Marc 8, 27-35 – Une question déconcertante

 

Pasteur Bdernard Mourou

Depuis plusieurs dimanches, nous accompagnons Jésus sur des chemins nouveaux : après s’être concentré exclusivement sur la population juive, il rencontre et guérit maintenant des personnes qui n’appartiennent pas à cette communauté.

C’est ainsi que, juste avant l’épisode raconté dans notre récit d’aujourd’hui, Jésus a guéri un aveugle à Bethsaïda, dans une région frontalière de la Trachonitide. Et maintenant, après avoir franchi cette frontière, il repart avec ses disciples et pénètre plus profondément dans cette contrée païenne, vers Césarée de Philippe.

Césarée de Philippe doit son nom à Hérode Philippe, fils d’Hérode le Grand. Cette ville avait été construite à l’endroit où le Jourdain prend sa source. Toute cette région était peuplée majoritairement de païens. On y adorait le dieu Pan, et avant de s’appeler Césarée de Philippe, cette ville s’appelait Panias.

Dans cette terre païenne, Jésus et ses disciples trouvent une plus grande sérénité parce qu’ils sont libres des tensions religieuses qui traversent le monde juif.

Jésus choisit ce moment pour poser une question fondamentale. Cette question fondamentale, c’est la question de son identité : Au dire des gens, qui suis-je ? C’est une question capitale.

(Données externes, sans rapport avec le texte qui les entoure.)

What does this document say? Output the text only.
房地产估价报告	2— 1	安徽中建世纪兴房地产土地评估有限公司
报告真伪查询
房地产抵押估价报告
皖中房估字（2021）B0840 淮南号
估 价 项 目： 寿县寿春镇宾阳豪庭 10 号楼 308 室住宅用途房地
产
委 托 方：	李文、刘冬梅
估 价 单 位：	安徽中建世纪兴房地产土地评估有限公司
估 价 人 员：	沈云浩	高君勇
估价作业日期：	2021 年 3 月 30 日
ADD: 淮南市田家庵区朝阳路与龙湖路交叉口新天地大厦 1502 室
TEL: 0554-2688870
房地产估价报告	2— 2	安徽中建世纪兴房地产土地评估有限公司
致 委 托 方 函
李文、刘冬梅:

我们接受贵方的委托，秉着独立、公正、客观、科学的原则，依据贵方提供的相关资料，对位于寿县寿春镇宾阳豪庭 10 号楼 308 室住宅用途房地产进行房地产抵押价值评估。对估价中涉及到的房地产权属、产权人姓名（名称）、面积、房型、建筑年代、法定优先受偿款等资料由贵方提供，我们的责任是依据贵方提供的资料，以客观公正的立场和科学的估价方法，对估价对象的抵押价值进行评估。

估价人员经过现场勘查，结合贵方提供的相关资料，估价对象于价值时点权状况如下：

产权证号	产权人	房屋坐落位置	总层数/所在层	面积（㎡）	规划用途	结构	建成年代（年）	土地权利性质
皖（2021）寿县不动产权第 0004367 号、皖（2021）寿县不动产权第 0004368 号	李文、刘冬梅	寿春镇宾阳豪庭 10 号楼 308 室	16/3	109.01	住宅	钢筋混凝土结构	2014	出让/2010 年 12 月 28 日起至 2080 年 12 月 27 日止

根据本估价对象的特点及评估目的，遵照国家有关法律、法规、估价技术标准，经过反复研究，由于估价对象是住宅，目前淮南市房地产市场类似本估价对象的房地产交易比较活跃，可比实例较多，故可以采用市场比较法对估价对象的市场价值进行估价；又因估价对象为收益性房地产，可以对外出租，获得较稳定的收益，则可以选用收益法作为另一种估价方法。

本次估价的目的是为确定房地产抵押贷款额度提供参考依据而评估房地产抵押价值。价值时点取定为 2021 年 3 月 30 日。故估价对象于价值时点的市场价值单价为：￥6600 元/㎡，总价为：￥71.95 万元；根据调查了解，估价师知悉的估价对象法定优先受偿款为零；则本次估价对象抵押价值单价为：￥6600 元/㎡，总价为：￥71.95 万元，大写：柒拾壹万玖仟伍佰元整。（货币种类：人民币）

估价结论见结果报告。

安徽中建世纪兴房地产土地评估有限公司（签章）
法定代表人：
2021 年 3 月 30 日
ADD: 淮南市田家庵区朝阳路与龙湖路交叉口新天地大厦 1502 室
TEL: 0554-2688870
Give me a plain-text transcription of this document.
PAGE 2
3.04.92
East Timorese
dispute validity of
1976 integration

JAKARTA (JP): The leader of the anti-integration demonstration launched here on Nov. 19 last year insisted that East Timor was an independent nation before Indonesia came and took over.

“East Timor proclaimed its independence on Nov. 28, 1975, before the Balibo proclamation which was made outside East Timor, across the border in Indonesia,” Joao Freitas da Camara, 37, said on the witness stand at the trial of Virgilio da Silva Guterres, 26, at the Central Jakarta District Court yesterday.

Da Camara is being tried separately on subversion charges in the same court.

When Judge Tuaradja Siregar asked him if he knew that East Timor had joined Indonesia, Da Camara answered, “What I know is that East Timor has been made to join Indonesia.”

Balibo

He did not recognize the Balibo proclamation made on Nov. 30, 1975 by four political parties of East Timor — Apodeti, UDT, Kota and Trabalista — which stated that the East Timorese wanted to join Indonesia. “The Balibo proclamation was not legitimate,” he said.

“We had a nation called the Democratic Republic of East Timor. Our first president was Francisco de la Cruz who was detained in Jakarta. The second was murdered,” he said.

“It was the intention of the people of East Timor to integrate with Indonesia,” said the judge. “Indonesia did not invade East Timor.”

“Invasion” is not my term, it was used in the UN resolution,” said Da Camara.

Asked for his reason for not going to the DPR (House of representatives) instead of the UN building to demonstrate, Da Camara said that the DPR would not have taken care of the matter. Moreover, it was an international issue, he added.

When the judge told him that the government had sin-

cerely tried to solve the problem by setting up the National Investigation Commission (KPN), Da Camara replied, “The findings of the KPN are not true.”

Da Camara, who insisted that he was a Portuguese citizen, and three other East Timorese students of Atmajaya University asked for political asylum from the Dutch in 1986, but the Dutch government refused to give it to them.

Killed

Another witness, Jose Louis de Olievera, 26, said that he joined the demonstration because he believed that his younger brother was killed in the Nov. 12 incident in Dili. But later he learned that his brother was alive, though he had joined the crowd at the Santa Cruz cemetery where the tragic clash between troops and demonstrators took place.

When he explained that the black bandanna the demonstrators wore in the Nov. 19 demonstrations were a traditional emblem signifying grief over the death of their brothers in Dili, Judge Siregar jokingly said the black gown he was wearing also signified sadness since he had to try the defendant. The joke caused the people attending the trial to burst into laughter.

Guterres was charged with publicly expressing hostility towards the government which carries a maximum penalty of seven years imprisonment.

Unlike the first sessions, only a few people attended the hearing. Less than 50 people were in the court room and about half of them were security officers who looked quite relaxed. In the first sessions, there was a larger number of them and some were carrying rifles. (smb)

Jésus se soucie-t-il vraiment de ce que les gens pensent de lui ? En fait, s’il pose cette question à ses disciples, ce n’est pas parce qu’il doute de son identité, non, c’est parce qu’il veut les emmener plus loin.

Les disciples font ce que Jésus leur demande, ils répondent à sa question, ils lui rapportent l’opinion que les gens ont de lui, à savoir qu’il est vu comme un prophète.

Voir Jésus comme un prophète, c’est montrer envers lui une sympathie certaine, c’est l’associer à des personnages qui ont fait l’histoire d’Israël.

Les prophètes étaient indissociables de la royauté en Israël. Ils pouvaient participer à l’intronisation des rois. Nous avons tous à l’esprit Samuel qui choisit David comme roi, ou Nathan présent pour le sacre de Salomon. Tout naturellement, suivant cette même logique, le Messie, en tant que roi, devait lui aussi être annoncé, précédé. Par conséquent, si les contemporains de Jésus l’assimilent à un prophète, c’est qu’ils projettent sur lui l’espérance d’avoir trouvé celui qui annoncera le successeur du roi David.

La plupart de ses contemporains ne font pas preuve d’hostilité envers Jésus, mais pour autant ils ne le reconnaissent pas pour qui il était vraiment.

Aujourd’hui, lorsque nos contemporains entendent parler de Jésus, ils ont une conception très différente. Ils ne pensent en général pas à un prophète, sauf s’ils sont musulmans – l’islam tient en effet Jésus pour un prophète.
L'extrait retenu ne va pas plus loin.